Política

Dez polícias feridos durante os confrontos junto do Parlamento

Dez polícias feridos durante os confrontos junto do Parlamento

Os confrontos ocorridos, esta segunda-feira à noite, nas proximidades do Parlamento causaram 11 feridos, dos quais 10 agentes da PSP e um manifestante, que se encontra detido.

O comissário Jairo Campos disse que cinco indivíduos tinham sido intercetados (transportados à esquadra para efeitos de identificação), mas consumada apenas uma detenção.

"A detenção aconteceu depois de uma carga de dispersão, [feita] porque estava a ser colocada em causa a integridade física dos agentes da PSP, devido ao arremessamento de diversos objetos, como pedras e caixotes do lixo", especificou.

O manifestante detido foi transportado ao hospital, por estar a sangrar da cabeça, e os ferimentos nos agentes foram causados quase que exclusivamente por apedrejamento, acrescentou.

O comissário informou ainda que vários capacetes de polícias estão amolgados, devido a pedras arremessadas, e que duas viaturas policiais também foram danificadas, com amolgadelas e vidros partidos inclusive, tal como vários automóveis de civis.

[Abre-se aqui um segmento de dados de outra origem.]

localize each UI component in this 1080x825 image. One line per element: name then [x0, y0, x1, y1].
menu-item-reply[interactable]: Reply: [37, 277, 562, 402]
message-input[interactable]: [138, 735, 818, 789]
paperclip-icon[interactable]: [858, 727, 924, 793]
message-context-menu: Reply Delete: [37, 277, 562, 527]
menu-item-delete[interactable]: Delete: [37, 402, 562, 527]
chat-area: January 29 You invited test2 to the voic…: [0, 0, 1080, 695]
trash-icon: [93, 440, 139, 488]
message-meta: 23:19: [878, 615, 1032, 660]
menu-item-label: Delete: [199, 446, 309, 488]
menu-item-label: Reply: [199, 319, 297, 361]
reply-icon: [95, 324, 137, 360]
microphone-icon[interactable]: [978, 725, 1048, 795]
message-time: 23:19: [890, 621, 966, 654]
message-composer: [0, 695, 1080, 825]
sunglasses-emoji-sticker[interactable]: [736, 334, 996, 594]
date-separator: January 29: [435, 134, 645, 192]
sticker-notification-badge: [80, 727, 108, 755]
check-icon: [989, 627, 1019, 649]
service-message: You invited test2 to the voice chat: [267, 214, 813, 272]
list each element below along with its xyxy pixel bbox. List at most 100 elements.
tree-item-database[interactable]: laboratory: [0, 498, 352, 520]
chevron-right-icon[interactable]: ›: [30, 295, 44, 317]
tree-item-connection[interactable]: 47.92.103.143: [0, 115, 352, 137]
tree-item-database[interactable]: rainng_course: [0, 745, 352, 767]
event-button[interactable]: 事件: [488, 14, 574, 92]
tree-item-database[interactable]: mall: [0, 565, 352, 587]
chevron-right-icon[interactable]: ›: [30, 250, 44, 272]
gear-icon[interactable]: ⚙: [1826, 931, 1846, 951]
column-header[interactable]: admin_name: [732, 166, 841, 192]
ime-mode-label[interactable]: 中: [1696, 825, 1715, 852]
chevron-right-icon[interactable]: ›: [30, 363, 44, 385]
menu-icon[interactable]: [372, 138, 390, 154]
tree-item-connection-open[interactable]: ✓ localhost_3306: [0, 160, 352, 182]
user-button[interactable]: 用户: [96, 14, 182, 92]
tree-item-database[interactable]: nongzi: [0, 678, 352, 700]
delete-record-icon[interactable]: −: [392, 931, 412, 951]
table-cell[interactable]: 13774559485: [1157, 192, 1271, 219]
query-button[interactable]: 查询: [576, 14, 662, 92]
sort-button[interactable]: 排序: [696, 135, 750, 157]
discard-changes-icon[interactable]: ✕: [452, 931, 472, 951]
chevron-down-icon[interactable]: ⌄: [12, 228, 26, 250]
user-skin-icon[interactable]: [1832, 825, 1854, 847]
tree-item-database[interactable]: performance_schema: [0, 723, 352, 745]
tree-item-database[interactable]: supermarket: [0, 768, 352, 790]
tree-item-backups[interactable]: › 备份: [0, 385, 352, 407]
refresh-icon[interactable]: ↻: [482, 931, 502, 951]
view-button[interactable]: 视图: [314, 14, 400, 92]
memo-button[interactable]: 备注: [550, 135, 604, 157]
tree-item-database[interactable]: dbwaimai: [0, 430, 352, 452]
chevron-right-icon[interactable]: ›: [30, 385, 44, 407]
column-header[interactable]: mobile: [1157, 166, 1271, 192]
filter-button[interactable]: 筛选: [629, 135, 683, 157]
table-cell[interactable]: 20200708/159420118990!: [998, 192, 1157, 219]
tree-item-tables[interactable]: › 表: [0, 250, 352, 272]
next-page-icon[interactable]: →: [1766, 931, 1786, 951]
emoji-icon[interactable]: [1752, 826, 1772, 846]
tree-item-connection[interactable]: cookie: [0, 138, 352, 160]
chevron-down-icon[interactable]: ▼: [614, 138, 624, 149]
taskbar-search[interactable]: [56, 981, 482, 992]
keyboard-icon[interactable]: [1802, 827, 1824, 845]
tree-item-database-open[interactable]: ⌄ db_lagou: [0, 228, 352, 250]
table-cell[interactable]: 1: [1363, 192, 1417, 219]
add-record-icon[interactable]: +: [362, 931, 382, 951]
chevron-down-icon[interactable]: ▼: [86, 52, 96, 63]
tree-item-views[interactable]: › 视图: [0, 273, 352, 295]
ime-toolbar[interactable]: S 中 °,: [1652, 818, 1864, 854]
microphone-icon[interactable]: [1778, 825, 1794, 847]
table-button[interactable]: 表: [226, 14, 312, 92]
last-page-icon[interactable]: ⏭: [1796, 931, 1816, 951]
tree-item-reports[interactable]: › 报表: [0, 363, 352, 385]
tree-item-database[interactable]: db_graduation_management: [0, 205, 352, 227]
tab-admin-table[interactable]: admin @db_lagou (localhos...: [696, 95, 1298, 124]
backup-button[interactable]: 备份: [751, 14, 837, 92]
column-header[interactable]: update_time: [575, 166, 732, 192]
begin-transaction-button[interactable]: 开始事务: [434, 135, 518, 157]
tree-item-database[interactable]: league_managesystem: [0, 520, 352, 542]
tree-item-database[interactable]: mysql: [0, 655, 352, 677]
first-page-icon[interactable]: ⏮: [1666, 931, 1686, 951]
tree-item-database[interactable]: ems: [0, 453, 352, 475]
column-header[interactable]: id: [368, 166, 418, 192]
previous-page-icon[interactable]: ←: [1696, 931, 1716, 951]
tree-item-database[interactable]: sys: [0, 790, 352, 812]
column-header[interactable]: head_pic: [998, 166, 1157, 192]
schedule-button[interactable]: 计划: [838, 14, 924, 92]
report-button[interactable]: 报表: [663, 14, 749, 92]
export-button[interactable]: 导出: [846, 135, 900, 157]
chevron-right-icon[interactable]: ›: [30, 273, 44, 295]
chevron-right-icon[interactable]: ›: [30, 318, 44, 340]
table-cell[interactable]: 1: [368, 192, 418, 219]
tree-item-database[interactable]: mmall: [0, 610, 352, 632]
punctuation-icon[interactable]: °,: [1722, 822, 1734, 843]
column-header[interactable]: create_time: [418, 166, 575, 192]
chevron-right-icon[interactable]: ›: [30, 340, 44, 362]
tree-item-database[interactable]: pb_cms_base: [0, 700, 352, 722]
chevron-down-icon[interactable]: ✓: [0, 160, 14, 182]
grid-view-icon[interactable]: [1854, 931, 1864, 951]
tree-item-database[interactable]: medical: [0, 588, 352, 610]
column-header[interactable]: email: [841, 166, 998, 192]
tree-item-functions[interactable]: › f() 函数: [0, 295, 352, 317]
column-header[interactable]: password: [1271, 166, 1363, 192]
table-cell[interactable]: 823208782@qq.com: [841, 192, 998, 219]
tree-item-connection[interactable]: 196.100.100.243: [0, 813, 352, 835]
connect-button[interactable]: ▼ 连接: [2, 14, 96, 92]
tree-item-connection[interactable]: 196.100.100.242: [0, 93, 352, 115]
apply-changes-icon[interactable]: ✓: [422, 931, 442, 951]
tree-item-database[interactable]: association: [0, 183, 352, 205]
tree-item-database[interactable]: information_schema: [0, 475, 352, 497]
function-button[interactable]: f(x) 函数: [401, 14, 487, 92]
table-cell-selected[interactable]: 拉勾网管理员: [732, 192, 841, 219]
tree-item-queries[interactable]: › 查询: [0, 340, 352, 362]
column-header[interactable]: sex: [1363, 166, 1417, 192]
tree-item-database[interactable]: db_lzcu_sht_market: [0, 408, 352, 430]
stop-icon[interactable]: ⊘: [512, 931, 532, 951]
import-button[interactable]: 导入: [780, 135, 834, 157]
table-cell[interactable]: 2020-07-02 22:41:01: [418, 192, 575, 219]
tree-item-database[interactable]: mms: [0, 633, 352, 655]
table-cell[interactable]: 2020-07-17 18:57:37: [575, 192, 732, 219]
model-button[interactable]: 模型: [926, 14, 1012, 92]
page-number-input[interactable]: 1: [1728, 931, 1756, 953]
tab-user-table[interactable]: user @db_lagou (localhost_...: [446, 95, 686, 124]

Os confrontos ocorreram no âmbito da iniciativa "Cerco a S.Bento!Este não é o nosso Orçamento", que pretende, segundo os organizadores - os movimentos 15 de outubro e Sem Emprego - contestar as contas do Estado para o próximo ano e pedir a demissão do Governo.

Elementos do Corpo de Intervenção concentrados na escadaria da Assembleia da República, em Lisboa, chegaram a avançar com cães contra vários manifestantes que arremessaram pedras, garrafas e outros objectos.

Na sequência da investida policial, várias dezenas de manifestantes fugiram a subir a Calçada da Estrela, uma das vias laterais ao parlamento.

Horas antes, quatro manifestantes despiram-se em frente da Assembleia da República. Outros atiraram ao chão algumas grades de proteção da escadaria do edifício e lançaram petardos, sob o olhar atento da polícia.

Outro momento de tensão registou-se quando dois homens vestidos à civil foram identificados por alguns manifestantes como polícias à paisana. Os homens foram perseguidos e obrigados a refugiar-se atrás das grades, ao mesmo tempo que lhes eram atiradas garrafas e outros objetos.